Thank you to Fleur Darkin for Disgo at the Traverse, then. By so thoroughly mixing up the audience and performers – everyone was on the stage, grooving away to the electronic score – it becomes impossible to litter the review with asinine statements about individual dancers or the choreography. It is like being at a night-club: only a few people messing about with ropes or bursting into sudden, random dance-offs reveal that Disgo is anything more than an early evening knees up. Even when we are corralled into lines to parade around the stage, the sense of community overcame any division between artist and passive observer.

It is fortunate, as well, that Tony Mills of Breakin’ Convention, Marc Brew from Scottish Ballet and Christine “Curious Seed” Devaney are in the crowd. I am now claiming that I have performed a duet with each of these performers on the stage in Traverse One. Finally, I am an artist and not just a critic.

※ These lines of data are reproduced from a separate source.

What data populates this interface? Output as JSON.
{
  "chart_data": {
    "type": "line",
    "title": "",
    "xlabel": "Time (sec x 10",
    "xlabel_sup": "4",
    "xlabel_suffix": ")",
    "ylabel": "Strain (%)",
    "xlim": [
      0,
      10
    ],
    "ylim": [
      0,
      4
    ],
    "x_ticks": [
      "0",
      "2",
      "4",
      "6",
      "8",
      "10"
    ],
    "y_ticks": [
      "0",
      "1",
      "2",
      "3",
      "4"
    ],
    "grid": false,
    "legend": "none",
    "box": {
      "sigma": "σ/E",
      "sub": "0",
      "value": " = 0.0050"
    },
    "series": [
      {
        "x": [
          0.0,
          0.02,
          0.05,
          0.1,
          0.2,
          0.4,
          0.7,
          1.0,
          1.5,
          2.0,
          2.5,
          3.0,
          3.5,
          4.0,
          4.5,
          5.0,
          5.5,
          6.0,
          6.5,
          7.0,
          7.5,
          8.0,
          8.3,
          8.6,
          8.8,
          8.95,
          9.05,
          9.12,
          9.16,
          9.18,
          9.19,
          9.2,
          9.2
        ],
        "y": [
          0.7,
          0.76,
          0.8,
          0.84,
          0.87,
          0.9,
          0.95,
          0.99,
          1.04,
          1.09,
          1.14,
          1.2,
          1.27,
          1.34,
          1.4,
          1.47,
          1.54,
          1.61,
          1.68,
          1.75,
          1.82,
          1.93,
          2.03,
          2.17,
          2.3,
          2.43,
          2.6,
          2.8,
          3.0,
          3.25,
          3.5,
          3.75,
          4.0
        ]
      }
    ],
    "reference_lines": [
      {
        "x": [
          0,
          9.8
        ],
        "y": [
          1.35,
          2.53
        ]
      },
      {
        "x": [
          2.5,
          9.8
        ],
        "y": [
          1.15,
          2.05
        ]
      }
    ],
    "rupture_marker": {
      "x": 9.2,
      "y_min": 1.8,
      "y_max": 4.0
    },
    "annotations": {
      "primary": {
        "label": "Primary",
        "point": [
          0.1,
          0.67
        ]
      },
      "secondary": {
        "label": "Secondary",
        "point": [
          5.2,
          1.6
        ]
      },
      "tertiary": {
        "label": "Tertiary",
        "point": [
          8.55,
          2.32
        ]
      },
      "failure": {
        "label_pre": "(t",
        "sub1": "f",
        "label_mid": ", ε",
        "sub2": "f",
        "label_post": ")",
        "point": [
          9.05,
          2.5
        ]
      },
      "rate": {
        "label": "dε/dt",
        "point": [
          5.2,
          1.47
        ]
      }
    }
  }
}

Disgo takes that old favourite – “breaking the fourth wall” – and reduces it to rubble. Caged in by strips of neon light, Darkin’s company are invisible in the crowd. It is only when they throw down or start shouting “touch me” (and yes, I did get asked to leave after taking that request too far) that they emerge from the darkness. At times, they herd the audience: other times, they merely interrupt their pondering or grooving. The ritual energy of performance is somehow linked to the spontaneous play of the dance-floor. Rather like Mattin’s mad-professor experiments with the conventions of “the music gig”, Disgo takes a pop at the dull gap between the artist and the audience, filling the stage with what ought to be mayhem, but hints at a future that ignores the distinction between art and community.

While she uses different tactics, Iona Kewney tends to leave a similar sensation. Along with Joe Quimby, Kewney was rocking Traverse 2 as part of Dance Base’s Now What Now? Platform. Kewney has few peers, and fewer apparent influences: she is as often called “Live Art” as dance, and her work with Quimby marries agitated physicality with roaring guitar. Unlike Disgo, Kewney keeps the audience well away, but the ferocity of her movement is utterly engrossing, even frightening. There is a genuine sense of danger – not just emotionally, as when she starts playing with ladders, she might really hurt herself. Yet there is resolution and joy in the tumult, an absolute expressiveness of a body reaching beyond itself to articulate emotions beyond simple words.